Creating Livable Communities
October 31, 2006
SCOPE AND PURPOSE:
Creating Livable Communities is an outgrowth of the National Council on Disability’s (NCD) interest and recent work in the topic of livable communities for people with disabilities. The main impetus for this interest is threefold: 1) the prospect of a growing population of people with disabilities as the baby boom generation ages, 2) the desire that people with disabilities-indeed, all people-have to live in their own homes and communities and maintain their self-determination, dignity, and independence for as long as possible, and 3) the pressures that these factors will exert on local communities that strive to become livable for people of all ages and abilities. Two research reports recently published by NCD thoroughly examine these challenges, as well as promising practices in addressing them: Livable Communities for Adults with Disabilities (2004) and The State of 21st Century Long-Term Services and Supports: Financing and Systems Reform for Americans with Disabilities (2005). The findings in these reports motivated NCD to delve deeper into the topic of livable communities, identify barriers to developing them, and shed light on potential methods for overcoming these barriers.

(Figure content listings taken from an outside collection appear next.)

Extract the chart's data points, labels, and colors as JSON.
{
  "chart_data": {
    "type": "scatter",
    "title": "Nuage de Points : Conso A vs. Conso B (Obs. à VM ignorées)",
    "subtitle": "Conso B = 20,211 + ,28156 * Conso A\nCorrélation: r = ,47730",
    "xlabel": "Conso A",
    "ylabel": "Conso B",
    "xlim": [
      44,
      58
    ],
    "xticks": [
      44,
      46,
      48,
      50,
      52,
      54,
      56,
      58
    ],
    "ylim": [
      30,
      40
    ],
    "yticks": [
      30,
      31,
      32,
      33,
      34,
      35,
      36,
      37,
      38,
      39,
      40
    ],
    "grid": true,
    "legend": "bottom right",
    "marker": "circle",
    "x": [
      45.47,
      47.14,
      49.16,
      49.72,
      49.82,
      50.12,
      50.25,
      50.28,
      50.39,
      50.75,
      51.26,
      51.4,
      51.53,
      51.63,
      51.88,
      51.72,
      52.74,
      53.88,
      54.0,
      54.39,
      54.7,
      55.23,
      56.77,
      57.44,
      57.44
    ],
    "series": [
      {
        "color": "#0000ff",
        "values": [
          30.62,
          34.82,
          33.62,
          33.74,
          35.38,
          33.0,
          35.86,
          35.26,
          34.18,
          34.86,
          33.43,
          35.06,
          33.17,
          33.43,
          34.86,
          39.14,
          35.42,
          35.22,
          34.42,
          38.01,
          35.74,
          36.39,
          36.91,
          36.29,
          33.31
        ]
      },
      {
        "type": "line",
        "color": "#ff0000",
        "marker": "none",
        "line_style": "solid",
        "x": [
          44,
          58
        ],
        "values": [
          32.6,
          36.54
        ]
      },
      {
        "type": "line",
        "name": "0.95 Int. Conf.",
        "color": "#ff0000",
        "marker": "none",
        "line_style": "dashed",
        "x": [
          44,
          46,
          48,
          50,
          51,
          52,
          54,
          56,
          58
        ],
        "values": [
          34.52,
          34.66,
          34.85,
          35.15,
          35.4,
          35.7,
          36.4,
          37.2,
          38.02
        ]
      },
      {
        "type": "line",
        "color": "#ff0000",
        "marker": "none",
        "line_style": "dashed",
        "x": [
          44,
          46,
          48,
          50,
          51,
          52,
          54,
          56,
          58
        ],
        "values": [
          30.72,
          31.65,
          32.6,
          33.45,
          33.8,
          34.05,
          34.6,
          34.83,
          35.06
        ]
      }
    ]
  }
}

Creating Livable Communities presents six strategies or policy levers, gleaned from the two previous research reports, that can be implemented on the federal and local levels to promote collaboration and coordination and support livable community objectives. Each of these strategies is illustrated by actual promising practices at both the federal and state levels that can be adapted and replicated elsewhere. It should be noted that these general policy levers and specific illustrative examples were selected from a vast array of actions that can be taken to address the various elements of community livability.